Federal Communications Commission.
Marlene H. Dortch,
Secretary.
Final Rules
For the reasons discussed in the preamble, the Federal
Communications Commission amends 47 CFR part 79 as follows:
PART 79--ACCESSIBILITY OF VIDEO PROGRAMMING
0
1. The authority citation for part 79 continues to read as follows:
Authority: 47 U.S.C. 151, 152(a), 154(i), 303, 307, 309, 310,
330, 544a, 613, 617.
0
2. Amend Sec. 79.4 by revising paragraph (b) to read as follows:
Sec. 79.4 Closed captioning of video programming delivered using
Internet protocol.
* * * * *
(b) Requirements for closed captioning of Internet protocol-
delivered video programming. (1) All nonexempt full-length video
programming delivered using Internet protocol must be provided with
closed captions if the programming is published or exhibited on
television in the United States with captions on or after the following
dates:
(i) September 30, 2012, for all prerecorded programming that is not
edited for Internet distribution, unless it is subject to paragraph
(b)(1)(iv) of this section.
(ii) March 30, 2013, for all live and near-live programming, unless
it is subject to paragraph (b)(1)(iv) of this section.
(iii) September 30, 2013, for all prerecorded programming that is
edited for Internet distribution, unless it is subject to paragraph
(b)(1)(iv) of this section.
(iv) All programming that is already in the video programming
distributor's or provider's library before it is shown on television
with captions must be captioned within 45 days after the date it is
shown on television with captions on or after March 30, 2014 and before
March 30, 2015. Such programming must be captioned within 30 days after
the date it is shown on television with captions on or after March 30,
2015 and before March 30, 2016. Such programming must be captioned
within 15 days after the date it is shown on television with captions
on or after March 30, 2016.
(2) All nonexempt video clips delivered using Internet protocol
must be provided with closed captions if the video programming
distributor or provider posts on its Web site or application a video
clip of video programming that it published or exhibited on television
in the United States with captions on or after the applicable
compliance deadline.
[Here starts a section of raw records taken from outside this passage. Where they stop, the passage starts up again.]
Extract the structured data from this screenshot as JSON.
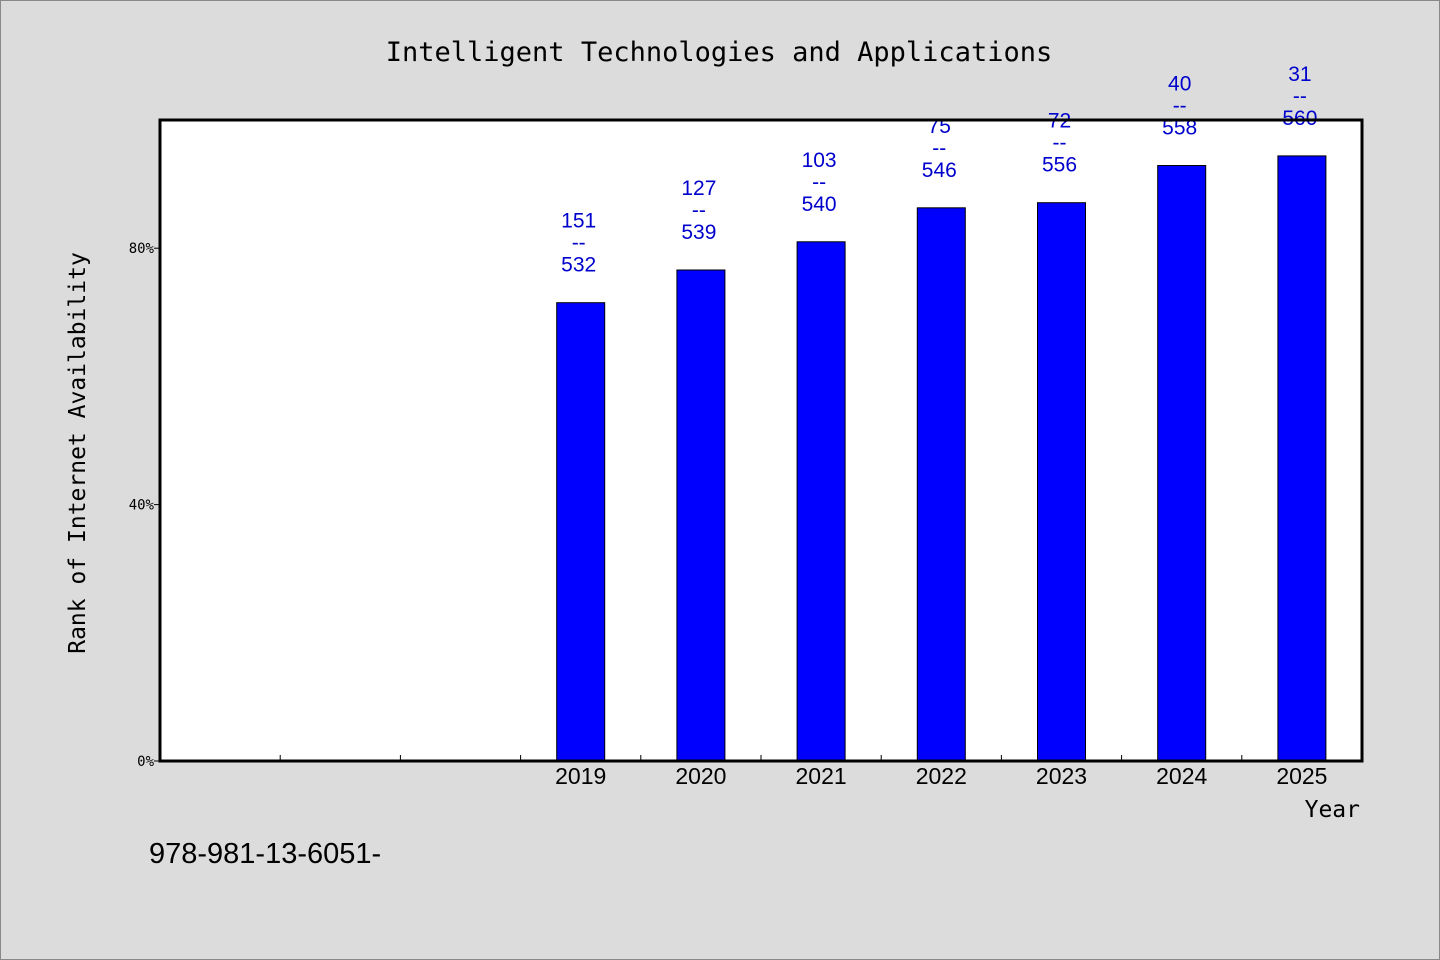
{
  "chart_data": {
    "type": "bar",
    "title": "Intelligent Technologies and Applications",
    "xlabel": "Year",
    "ylabel": "Rank of Internet Availability",
    "footer_text": "978-981-13-6051-",
    "categories": [
      "",
      "",
      "",
      "2019",
      "2020",
      "2021",
      "2022",
      "2023",
      "2024",
      "2025"
    ],
    "values": [
      null,
      null,
      null,
      71.5,
      76.6,
      81.0,
      86.3,
      87.1,
      92.9,
      94.4
    ],
    "bar_labels": [
      null,
      null,
      null,
      {
        "top": "151",
        "mid": "--",
        "bottom": "532"
      },
      {
        "top": "127",
        "mid": "--",
        "bottom": "539"
      },
      {
        "top": "103",
        "mid": "--",
        "bottom": "540"
      },
      {
        "top": "75",
        "mid": "--",
        "bottom": "546"
      },
      {
        "top": "72",
        "mid": "--",
        "bottom": "556"
      },
      {
        "top": "40",
        "mid": "--",
        "bottom": "558"
      },
      {
        "top": "31",
        "mid": "--",
        "bottom": "560"
      }
    ],
    "yticks": [
      0,
      40,
      80
    ],
    "ytick_labels": [
      "0%",
      "40%",
      "80%"
    ],
    "ylim": [
      0,
      100
    ],
    "grid": false,
    "bar_color": "#0000ff",
    "label_color": "#0000cd",
    "background_color": "#dcdcdc",
    "plot_background_color": "#ffffff"
  }
}
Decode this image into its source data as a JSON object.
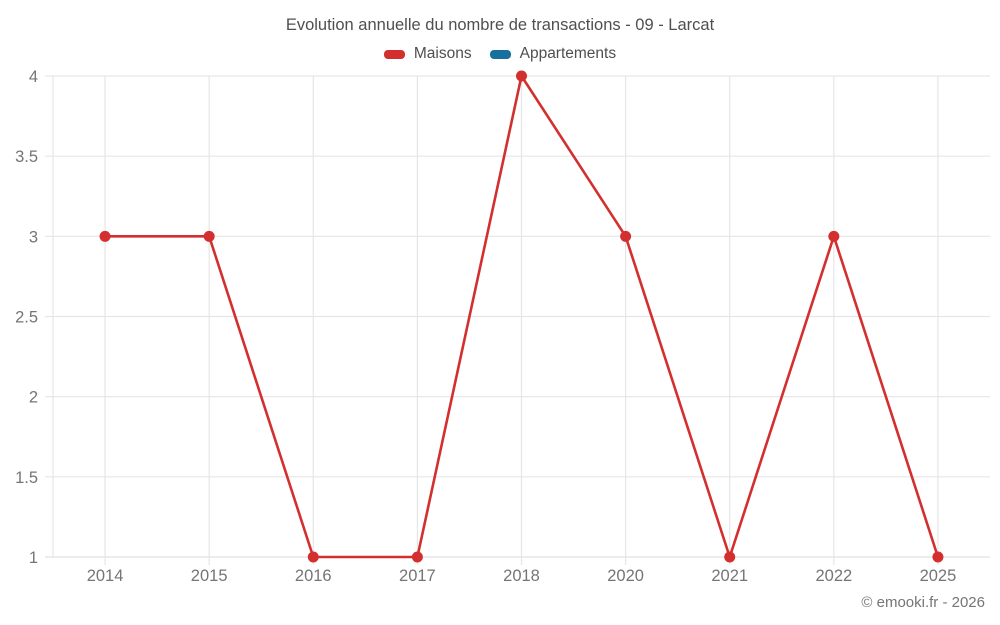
{
  "header": {
    "title": "Evolution annuelle du nombre de transactions - 09 - Larcat"
  },
  "legend": {
    "items": [
      {
        "label": "Maisons",
        "color": "#d32f2f"
      },
      {
        "label": "Appartements",
        "color": "#17709e"
      }
    ]
  },
  "chart_data": {
    "type": "line",
    "title": "Evolution annuelle du nombre de transactions - 09 - Larcat",
    "categories": [
      "2014",
      "2015",
      "2016",
      "2017",
      "2018",
      "2020",
      "2021",
      "2022",
      "2025"
    ],
    "series": [
      {
        "name": "Maisons",
        "color": "#d32f2f",
        "values": [
          3,
          3,
          1,
          1,
          4,
          3,
          1,
          3,
          1
        ]
      },
      {
        "name": "Appartements",
        "color": "#17709e",
        "values": []
      }
    ],
    "xlabel": "",
    "ylabel": "",
    "ylim": [
      1,
      4
    ],
    "yticks": [
      1,
      1.5,
      2,
      2.5,
      3,
      3.5,
      4
    ],
    "grid": "on",
    "legend_position": "top",
    "marker": "circle",
    "colors": {
      "grid": "#e6e6e6",
      "axis_line": "#e0e0e0",
      "tick_label": "#757575"
    }
  },
  "footer": {
    "credit": "© emooki.fr - 2026"
  }
}
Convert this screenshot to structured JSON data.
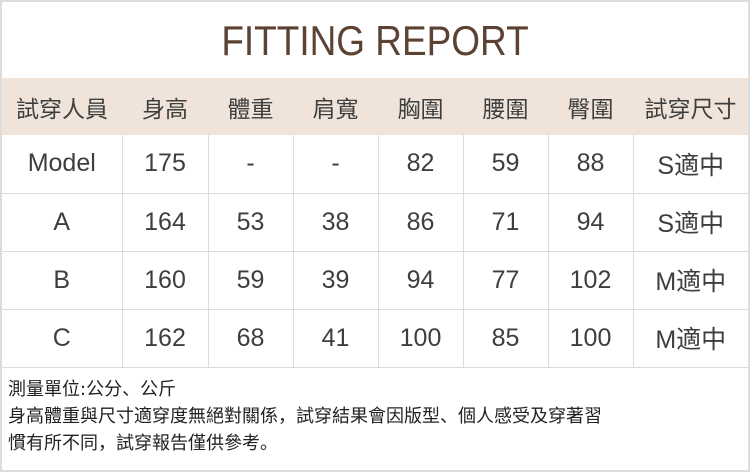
{
  "title": "FITTING REPORT",
  "headers": [
    "試穿人員",
    "身高",
    "體重",
    "肩寬",
    "胸圍",
    "腰圍",
    "臀圍",
    "試穿尺寸"
  ],
  "rows": [
    [
      "Model",
      "175",
      "-",
      "-",
      "82",
      "59",
      "88",
      "S適中"
    ],
    [
      "A",
      "164",
      "53",
      "38",
      "86",
      "71",
      "94",
      "S適中"
    ],
    [
      "B",
      "160",
      "59",
      "39",
      "94",
      "77",
      "102",
      "M適中"
    ],
    [
      "C",
      "162",
      "68",
      "41",
      "100",
      "85",
      "100",
      "M適中"
    ]
  ],
  "notes": [
    "測量單位:公分、公斤",
    "身高體重與尺寸適穿度無絕對關係，試穿結果會因版型、個人感受及穿著習",
    "慣有所不同，試穿報告僅供參考。"
  ],
  "colors": {
    "header_bg": "#f0e4da",
    "title": "#5b4232"
  }
}
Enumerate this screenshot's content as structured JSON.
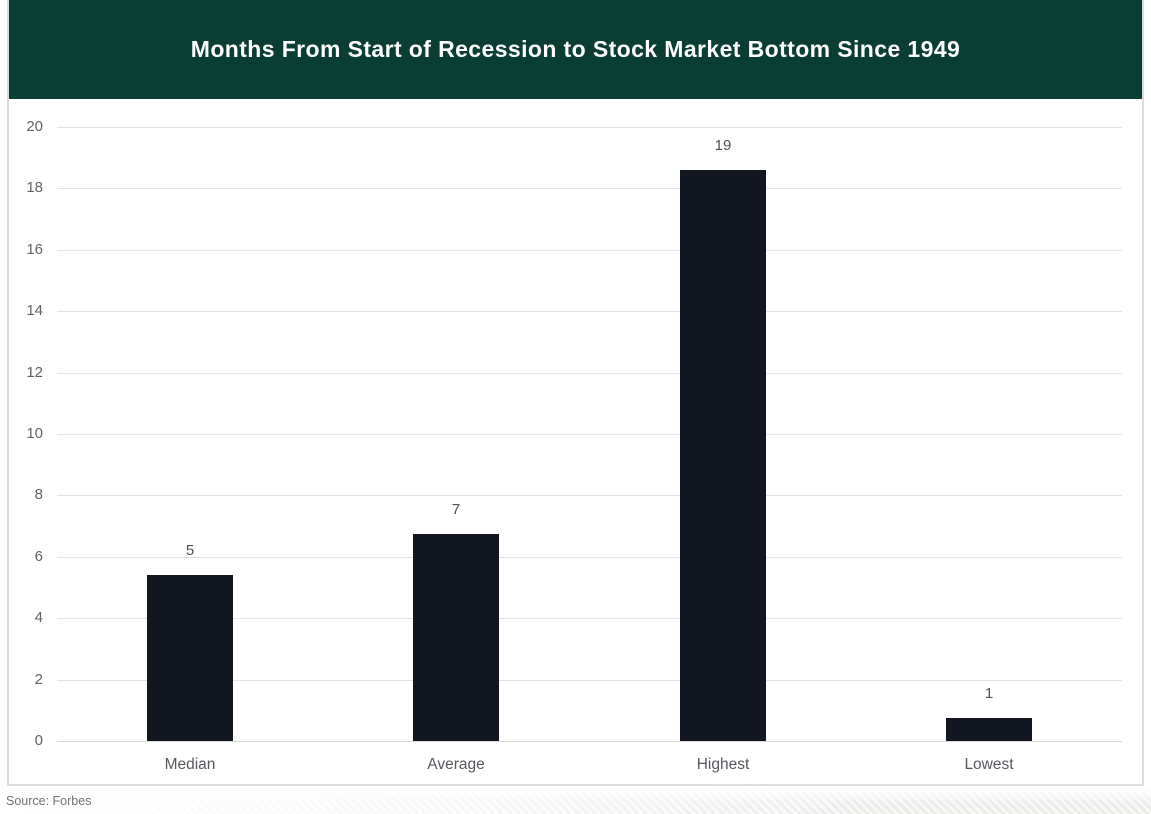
{
  "header": {
    "title": "Months From Start of Recession to Stock Market Bottom Since 1949"
  },
  "footer": {
    "source_label": "Source: Forbes"
  },
  "colors": {
    "header_background": "#0a3d33",
    "header_text": "#ffffff",
    "bar_fill": "#111621",
    "gridline": "#e2e2e2",
    "axis_text": "#5f6368",
    "card_border": "#dcdcdc"
  },
  "chart_data": {
    "type": "bar",
    "title": "Months From Start of Recession to Stock Market Bottom Since 1949",
    "categories": [
      "Median",
      "Average",
      "Highest",
      "Lowest"
    ],
    "values": [
      5,
      7,
      19,
      1
    ],
    "data_labels": [
      "5",
      "7",
      "19",
      "1"
    ],
    "bar_heights_plotted": [
      5.4,
      6.75,
      18.6,
      0.75
    ],
    "xlabel": "",
    "ylabel": "",
    "ylim": [
      0,
      20
    ],
    "yticks": [
      0,
      2,
      4,
      6,
      8,
      10,
      12,
      14,
      16,
      18,
      20
    ],
    "grid": true,
    "legend": false,
    "bar_color": "#111621"
  }
}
The requirements contained in this paragraph shall
not apply to video clips added to the video programming distributor's
or provider's library before the video programming distributor or
provider published or exhibited the associated video programming on
television in the United States with captions on or after the
applicable compliance deadline.
(i) The requirements contained in paragraph (b)(2) of this section
shall apply with the following compliance deadlines:
(A) January 1, 2016, where the video clip contains a single excerpt
of a captioned television program with the same video and audio that
was presented on television.
(B) January 1, 2017, where a single file contains multiple video
clips that each contain a single excerpt of a captioned television
program with the same video and audio that was presented on television.
(C) July 1, 2017, for video clips of live and near-live
programming.
(ii) Closed captions must be provided for video clips of live
programming within 12 hours after the conclusion of the associated
video programming's publication or exhibition on television in the
United States with captions. Closed captions must be provided for video
clips of near-live programming within eight hours after the conclusion
of the associated video programming's publication or exhibition on
television in the United States with captions.